Wing design increases air speed above the wing (low pressure) and decreases air speed below the wing (high pressure).
The high pressure below the wing pushes more strongly than the low pressure above, causing lift.

Bernoulli’s Equation

Bernoulli’s equation is derived from the principle of conservation of energy.
As a fluid moves through a tube of varying widths and heights, energy is conserved within the fluid segment.

Derivation of Bernoulli's Equation

As a fluid moves through a constriction, the system moves out of cylindrical volume $V1$ and into $V2$ .
The kinetic energies are: $K1 = \frac{1}{2} m1 v1^2$ and $K2 = \frac{1}{2} m2 v2^2$
The net change in kinetic energy is: $\Delta K = \frac{1}{2} m v2^2 - \frac{1}{2} m v1^2$

Gravitational Potential Energy and Work

The net change in gravitational potential energy is: $\Delta U = m g y2 - m g y1$
The positive and negative work done are: $W1 = P1 V1$ and $W2 = -P2 V2$
The net work is: $W = P1 V - P2 V$

Bernoulli’s Equation

Combining the equations for kinetic energy, potential energy, and work done, we obtain Bernoulli’s equation:
$P1 + \frac{1}{2} \rho v1^2 + \rho g y1 = P2 + \frac{1}{2} \rho v2^2 + \rho g y2$

Bernoulli's Equation Usage

Bernoulli’s equation relates ideal-fluid quantities at two points along a streamline.
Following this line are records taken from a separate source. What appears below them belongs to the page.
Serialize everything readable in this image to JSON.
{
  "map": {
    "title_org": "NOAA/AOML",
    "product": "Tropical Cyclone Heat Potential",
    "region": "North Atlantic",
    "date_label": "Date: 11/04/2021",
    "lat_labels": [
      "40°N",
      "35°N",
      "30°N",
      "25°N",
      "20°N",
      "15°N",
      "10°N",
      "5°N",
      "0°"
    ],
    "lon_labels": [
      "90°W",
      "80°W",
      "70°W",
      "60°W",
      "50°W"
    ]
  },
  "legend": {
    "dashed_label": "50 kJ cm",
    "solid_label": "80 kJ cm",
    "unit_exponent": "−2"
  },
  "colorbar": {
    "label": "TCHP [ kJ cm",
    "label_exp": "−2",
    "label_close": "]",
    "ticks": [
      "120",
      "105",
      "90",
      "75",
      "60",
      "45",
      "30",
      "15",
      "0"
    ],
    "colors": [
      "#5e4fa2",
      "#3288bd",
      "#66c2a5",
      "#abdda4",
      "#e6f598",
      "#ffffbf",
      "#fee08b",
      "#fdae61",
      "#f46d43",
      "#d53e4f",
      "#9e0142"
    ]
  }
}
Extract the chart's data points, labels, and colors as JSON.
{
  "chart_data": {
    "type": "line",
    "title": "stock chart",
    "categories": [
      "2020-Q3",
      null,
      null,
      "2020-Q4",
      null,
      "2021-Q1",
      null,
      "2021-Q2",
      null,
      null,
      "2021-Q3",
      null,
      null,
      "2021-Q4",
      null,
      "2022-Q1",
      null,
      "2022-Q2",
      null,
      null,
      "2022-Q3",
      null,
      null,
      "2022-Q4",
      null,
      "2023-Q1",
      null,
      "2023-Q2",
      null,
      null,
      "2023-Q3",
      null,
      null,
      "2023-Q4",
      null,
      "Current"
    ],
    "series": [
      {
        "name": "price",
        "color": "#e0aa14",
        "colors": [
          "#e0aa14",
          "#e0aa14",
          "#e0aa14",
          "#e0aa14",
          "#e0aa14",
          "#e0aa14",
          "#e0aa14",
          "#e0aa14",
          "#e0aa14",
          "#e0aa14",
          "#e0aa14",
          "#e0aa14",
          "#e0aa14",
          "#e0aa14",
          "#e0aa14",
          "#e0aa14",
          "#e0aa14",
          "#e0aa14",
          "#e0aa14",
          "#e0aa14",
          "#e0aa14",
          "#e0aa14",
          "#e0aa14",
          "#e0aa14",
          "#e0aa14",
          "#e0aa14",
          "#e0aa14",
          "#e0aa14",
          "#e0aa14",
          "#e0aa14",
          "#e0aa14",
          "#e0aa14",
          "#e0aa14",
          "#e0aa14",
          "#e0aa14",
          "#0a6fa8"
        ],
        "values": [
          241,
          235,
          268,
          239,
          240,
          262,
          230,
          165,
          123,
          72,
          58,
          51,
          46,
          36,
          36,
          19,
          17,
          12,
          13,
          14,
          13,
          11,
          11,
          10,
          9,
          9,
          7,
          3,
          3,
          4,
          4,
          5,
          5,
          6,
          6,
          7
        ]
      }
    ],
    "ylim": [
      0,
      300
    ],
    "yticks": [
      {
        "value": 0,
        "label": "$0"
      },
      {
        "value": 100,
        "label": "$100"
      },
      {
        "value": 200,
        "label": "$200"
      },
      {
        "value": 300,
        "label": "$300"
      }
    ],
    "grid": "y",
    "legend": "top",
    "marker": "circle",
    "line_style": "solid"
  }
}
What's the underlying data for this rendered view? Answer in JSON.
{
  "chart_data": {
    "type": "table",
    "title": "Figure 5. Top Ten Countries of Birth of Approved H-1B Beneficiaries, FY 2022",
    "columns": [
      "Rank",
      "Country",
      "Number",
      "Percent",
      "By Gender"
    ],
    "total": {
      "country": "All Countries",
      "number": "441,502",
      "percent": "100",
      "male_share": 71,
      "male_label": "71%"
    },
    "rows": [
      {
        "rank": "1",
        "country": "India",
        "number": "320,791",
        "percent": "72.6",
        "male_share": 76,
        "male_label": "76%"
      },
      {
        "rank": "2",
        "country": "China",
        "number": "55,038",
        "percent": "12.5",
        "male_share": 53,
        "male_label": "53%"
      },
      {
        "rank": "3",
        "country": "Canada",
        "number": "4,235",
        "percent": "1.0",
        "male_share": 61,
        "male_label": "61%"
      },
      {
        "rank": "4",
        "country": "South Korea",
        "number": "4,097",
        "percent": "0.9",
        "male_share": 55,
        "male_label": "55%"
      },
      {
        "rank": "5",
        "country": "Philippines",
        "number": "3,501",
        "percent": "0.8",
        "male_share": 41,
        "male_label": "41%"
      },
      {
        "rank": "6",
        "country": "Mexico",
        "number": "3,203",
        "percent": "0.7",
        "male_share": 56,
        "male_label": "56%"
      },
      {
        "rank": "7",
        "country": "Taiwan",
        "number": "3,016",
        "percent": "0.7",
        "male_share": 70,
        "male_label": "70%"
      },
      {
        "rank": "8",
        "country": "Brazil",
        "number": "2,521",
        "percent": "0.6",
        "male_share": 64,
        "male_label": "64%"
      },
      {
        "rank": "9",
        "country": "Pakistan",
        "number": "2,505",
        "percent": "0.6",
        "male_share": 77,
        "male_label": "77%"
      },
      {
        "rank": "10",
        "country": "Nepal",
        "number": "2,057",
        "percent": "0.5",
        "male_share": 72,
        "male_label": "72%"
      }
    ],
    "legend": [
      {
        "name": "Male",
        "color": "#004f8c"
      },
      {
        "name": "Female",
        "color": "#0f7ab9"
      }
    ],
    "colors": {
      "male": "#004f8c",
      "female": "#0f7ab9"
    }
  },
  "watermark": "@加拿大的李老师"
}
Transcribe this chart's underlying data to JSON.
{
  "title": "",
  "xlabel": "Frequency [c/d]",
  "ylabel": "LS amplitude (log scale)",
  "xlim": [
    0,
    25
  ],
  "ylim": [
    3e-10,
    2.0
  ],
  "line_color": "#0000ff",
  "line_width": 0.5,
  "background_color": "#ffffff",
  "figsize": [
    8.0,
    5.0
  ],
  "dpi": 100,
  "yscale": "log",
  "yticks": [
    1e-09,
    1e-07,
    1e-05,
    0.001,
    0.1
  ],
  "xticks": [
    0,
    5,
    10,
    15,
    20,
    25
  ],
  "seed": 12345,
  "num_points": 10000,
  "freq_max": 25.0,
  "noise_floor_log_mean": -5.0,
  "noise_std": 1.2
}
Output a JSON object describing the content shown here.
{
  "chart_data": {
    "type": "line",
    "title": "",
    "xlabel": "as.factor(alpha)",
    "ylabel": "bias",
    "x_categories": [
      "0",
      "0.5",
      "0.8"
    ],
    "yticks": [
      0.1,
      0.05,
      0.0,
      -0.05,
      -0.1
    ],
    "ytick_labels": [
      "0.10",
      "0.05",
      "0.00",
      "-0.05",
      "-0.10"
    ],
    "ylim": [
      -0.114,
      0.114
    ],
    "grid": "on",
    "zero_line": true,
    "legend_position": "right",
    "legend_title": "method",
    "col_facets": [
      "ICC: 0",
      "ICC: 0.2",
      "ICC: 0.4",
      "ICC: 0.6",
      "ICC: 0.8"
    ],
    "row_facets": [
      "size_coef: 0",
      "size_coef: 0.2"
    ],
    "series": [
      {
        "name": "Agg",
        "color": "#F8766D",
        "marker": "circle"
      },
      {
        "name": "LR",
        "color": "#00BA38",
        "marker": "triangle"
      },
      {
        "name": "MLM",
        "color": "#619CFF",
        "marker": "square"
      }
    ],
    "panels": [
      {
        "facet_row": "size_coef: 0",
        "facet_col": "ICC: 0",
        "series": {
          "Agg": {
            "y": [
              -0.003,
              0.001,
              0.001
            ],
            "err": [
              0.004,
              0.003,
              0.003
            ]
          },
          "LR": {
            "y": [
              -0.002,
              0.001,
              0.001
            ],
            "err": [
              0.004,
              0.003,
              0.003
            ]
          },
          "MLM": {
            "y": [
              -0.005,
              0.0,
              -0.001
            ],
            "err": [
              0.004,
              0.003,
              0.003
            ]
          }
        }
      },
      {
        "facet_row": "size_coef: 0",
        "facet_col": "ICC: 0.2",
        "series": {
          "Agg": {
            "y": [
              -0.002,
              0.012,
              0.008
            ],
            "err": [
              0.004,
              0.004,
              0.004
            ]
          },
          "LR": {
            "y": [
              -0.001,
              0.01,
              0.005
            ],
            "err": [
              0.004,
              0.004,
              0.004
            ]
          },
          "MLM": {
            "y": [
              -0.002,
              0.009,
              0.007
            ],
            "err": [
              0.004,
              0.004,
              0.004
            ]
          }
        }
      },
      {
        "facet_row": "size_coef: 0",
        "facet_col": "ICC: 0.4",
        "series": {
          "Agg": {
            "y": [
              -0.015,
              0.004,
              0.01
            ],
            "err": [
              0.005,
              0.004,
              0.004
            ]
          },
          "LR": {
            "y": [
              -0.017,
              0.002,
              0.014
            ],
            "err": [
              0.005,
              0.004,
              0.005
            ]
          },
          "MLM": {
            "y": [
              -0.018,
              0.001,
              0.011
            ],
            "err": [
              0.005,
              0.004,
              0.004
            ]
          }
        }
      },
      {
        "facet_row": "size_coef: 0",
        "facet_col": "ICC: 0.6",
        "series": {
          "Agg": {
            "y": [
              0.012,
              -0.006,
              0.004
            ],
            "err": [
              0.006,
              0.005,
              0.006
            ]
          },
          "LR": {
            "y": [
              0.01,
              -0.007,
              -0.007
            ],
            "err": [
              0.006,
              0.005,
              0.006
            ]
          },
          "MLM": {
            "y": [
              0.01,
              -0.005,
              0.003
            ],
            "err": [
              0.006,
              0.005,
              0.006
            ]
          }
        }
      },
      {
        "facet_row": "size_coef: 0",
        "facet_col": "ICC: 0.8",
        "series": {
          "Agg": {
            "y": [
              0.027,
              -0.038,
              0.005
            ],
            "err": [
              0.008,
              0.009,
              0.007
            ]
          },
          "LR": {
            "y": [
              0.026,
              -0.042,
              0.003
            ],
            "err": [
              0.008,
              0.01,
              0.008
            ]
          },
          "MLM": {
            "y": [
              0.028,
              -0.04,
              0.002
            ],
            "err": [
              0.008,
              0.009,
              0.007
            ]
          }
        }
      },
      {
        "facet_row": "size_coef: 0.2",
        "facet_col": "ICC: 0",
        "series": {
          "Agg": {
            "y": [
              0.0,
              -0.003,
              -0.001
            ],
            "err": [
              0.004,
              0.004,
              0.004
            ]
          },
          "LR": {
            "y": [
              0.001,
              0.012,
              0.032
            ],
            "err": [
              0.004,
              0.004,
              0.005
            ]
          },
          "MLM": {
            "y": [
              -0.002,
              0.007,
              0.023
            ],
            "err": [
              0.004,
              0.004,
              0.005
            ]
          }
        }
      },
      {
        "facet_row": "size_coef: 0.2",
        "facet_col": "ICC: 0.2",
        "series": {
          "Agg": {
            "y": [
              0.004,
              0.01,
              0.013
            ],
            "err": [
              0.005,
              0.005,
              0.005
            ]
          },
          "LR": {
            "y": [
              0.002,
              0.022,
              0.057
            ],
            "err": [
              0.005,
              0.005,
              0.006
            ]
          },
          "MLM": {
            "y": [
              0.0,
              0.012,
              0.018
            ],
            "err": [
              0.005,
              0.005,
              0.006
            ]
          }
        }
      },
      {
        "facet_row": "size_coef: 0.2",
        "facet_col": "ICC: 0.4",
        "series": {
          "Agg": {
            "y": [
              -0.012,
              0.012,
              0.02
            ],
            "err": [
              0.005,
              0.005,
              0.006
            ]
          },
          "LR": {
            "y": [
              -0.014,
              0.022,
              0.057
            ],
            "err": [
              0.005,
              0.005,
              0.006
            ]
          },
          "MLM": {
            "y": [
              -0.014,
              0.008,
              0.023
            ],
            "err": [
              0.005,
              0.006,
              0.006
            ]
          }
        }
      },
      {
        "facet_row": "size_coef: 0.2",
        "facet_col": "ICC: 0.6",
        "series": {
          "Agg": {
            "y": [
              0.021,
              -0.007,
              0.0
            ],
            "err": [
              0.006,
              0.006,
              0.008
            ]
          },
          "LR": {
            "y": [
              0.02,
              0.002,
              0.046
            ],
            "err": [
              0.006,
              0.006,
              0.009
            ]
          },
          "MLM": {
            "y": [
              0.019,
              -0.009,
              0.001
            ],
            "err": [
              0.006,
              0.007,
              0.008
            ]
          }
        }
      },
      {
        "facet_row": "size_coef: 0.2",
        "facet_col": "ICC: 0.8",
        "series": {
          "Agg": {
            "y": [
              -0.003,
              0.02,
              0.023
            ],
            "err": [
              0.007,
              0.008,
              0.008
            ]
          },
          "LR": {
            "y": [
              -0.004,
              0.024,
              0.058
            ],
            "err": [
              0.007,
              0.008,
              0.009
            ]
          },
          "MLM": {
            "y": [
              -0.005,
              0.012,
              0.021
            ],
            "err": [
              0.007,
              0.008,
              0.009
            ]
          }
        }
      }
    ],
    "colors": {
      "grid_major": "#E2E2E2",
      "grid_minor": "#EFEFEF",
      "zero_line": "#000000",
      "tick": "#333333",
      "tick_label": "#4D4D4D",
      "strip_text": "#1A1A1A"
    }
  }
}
Pressure in an Irrigation System Example

Water flows through pipes. The water’s speed through the lower pipe is 5.0 m/s and a pressure gauge reads 75 kPa. The goal is to find the pressure gauge reading on the upper pipe, but a solution to the example was not provided.

Viscosity and Poiseuille’s Equation

Viscosity measures a fluid’s resistance to flow.
In the absence of viscosity, a fluid would “coast” at constant speed with no change in pressure.
Real (viscous) fluids require a pressure difference to flow at a constant speed.

Viscosity and Pressure Difference

The pressure difference needed to keep a fluid moving is proportional to viscosity ( $\eta$ ) and tube length $L$ , and inversely proportional to cross-section area $A$ .
$\eta$ is the coefficient of viscosity with units of $Pa \cdot s$

Fluid Speed in Viscous Fluids

In an ideal fluid, all particles move at the same speed. For a viscous fluid, the speed is highest in the center of the tube and decreases towards the walls, where it is 0.

Poiseuille’s Equation

The average speed of a viscous fluid is: $v_{avg} = \frac{\Delta P}{8 \eta L} r^2$
The volume flow rate for a viscous fluid is: $Q = \frac{\Delta P \pi r^4}{8 \eta L}$
This viscous flow rate equation is called Poiseuille’s Equation.

What Causes the Pressure Drop? Example

This example discusses a scenario of taking a shower while a roommate flushes a toilet, affecting water pressure.
The problem describes water traveling 40 m through a pipe of radius 0.0072 m with viscosity $1.1 \times 10^{-3} Pa \cdot s$ at $20^{\circ} C$ .
The gauge pressure at the showerhead is initially 200 kPa with a flow rate of $2 \times 10^{-4} m^3/s$ .
When the toilet refills, the total flow becomes $7 \times 10^{-4} m^3/s$ .
The problem asks for the new pressure at the showerhead, assuming no appreciable change in height, but the solution was not provided.